An electronic device 1100 according to an example embodiment of the disclosure is described below with reference to fig. 11. The electronic device 1100 shown in fig. 11 is only an example and should not bring any limitations to the functionality and scope of use of the embodiments of the present disclosure.
As shown in fig. 11, the electronic device 1100 is in the form of a general purpose computing device. The components of the electronic device 1100 may include, but are not limited to: the at least one processing unit 1101, the at least one storage unit 1102, a bus 1103 connecting different system components (including the storage unit 1102 and the processing unit 1101), and a display unit 1107.
Bus 1103 represents one or more of any of several types of bus structures, including a memory bus or memory controller, a peripheral bus, an accelerated graphics port, and a processor or local bus using any of a variety of bus architectures.
The storage unit 1102 may include readable media in the form of volatile memory, such as Random Access Memory (RAM)1121 and/or cache memory 1122, and may further include Read Only Memory (ROM) 1123.
The storage unit 1102 may also include a program/utility 1125 having a set (at least one) of program modules 1124, such program modules 1124 including, but not limited to: an operating system, one or more application programs, other program modules, and program data, each of which or some combination thereof may comprise an implementation of a network environment.

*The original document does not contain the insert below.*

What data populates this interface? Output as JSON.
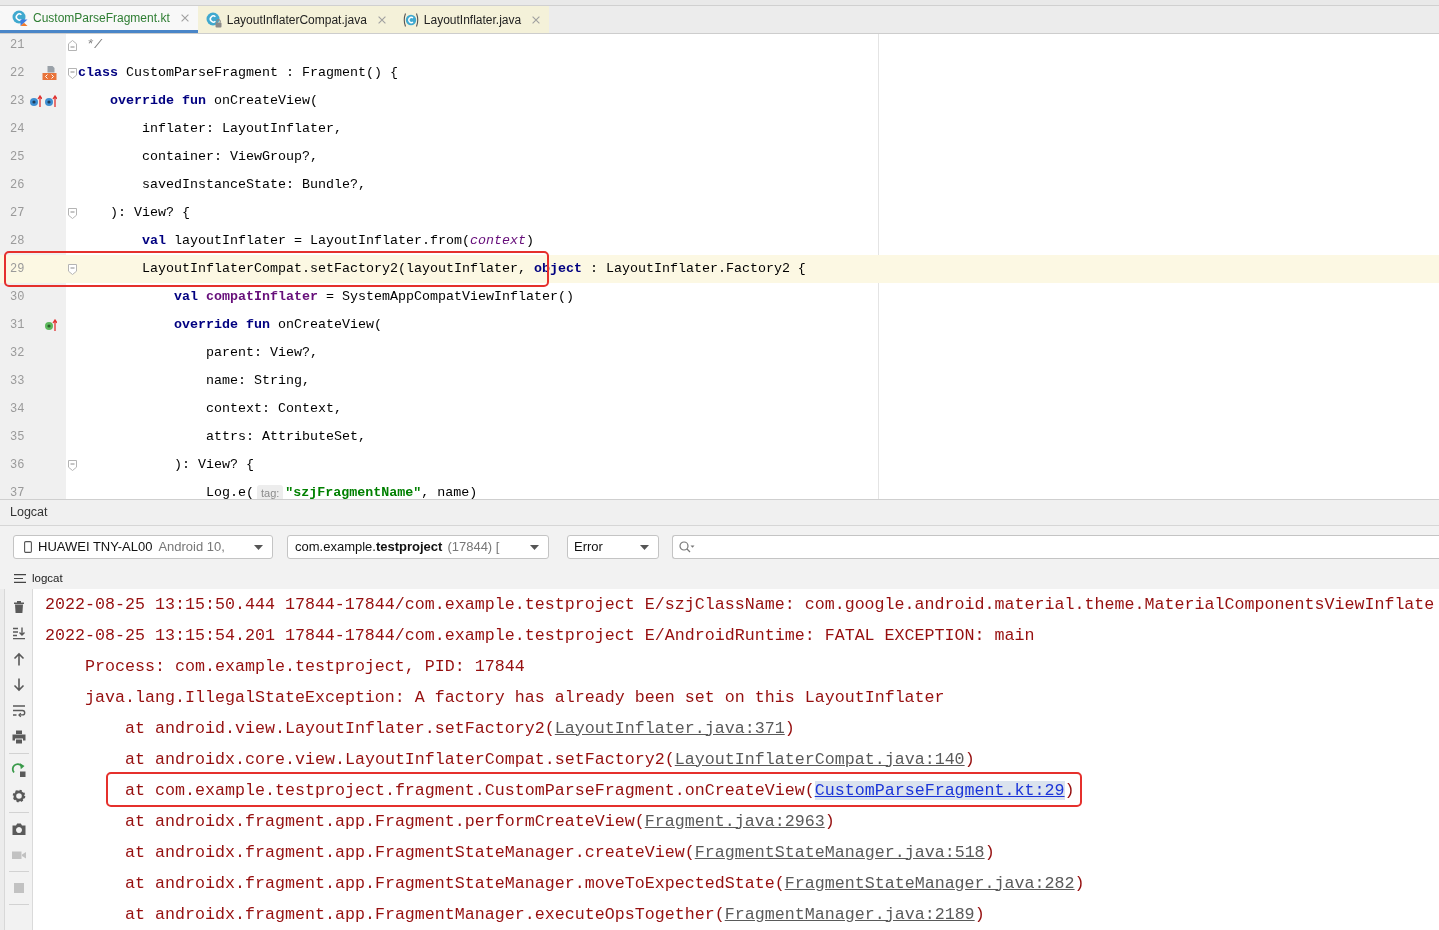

The electronic device 1100 may also communicate with one or more external devices 1104 (e.g., keyboard, pointing device, bluetooth device, etc.), with one or more devices that enable a user to interact with the electronic device 1100, and/or with any devices (e.g., router, modem, etc.) that enable the electronic device 1100 to communicate with one or more other computing devices. Such communication may occur via input/output (I/O) interfaces 1105. Also, the electronic device 1100 may communicate with one or more networks (e.g., a Local Area Network (LAN), a Wide Area Network (WAN), and/or a public network, such as the internet) via the network adapter 1106. As shown, the network adapter 1106 communicates with other modules of the electronic device 1100 over the bus 1103. It should be appreciated that although not shown, other hardware and/or software modules may be used in conjunction with the electronic device 1100, including but not limited to: microcode, device drivers, redundant processing units, external disk drive arrays, RAID systems, tape drives, and data backup storage systems, among others.
It should be noted that although in the above detailed description several units/modules or sub-units/modules of similar user determination devices are mentioned, such a division is merely exemplary and not mandatory. Indeed, the features and functionality of two or more of the units/modules described above may be embodied in one unit/module, in accordance with embodiments of the present disclosure. Conversely, the features and functions of one unit/module described above may be further divided into embodiments by a plurality of units/modules.
Further, while the operations of the disclosed methods are depicted in the drawings in a particular order, this does not require or imply that these operations must be performed in this particular order, or that all of the illustrated operations must be performed, to achieve desirable results. Additionally or alternatively, certain steps may be omitted, multiple steps combined into one step execution, and/or one step broken down into multiple step executions.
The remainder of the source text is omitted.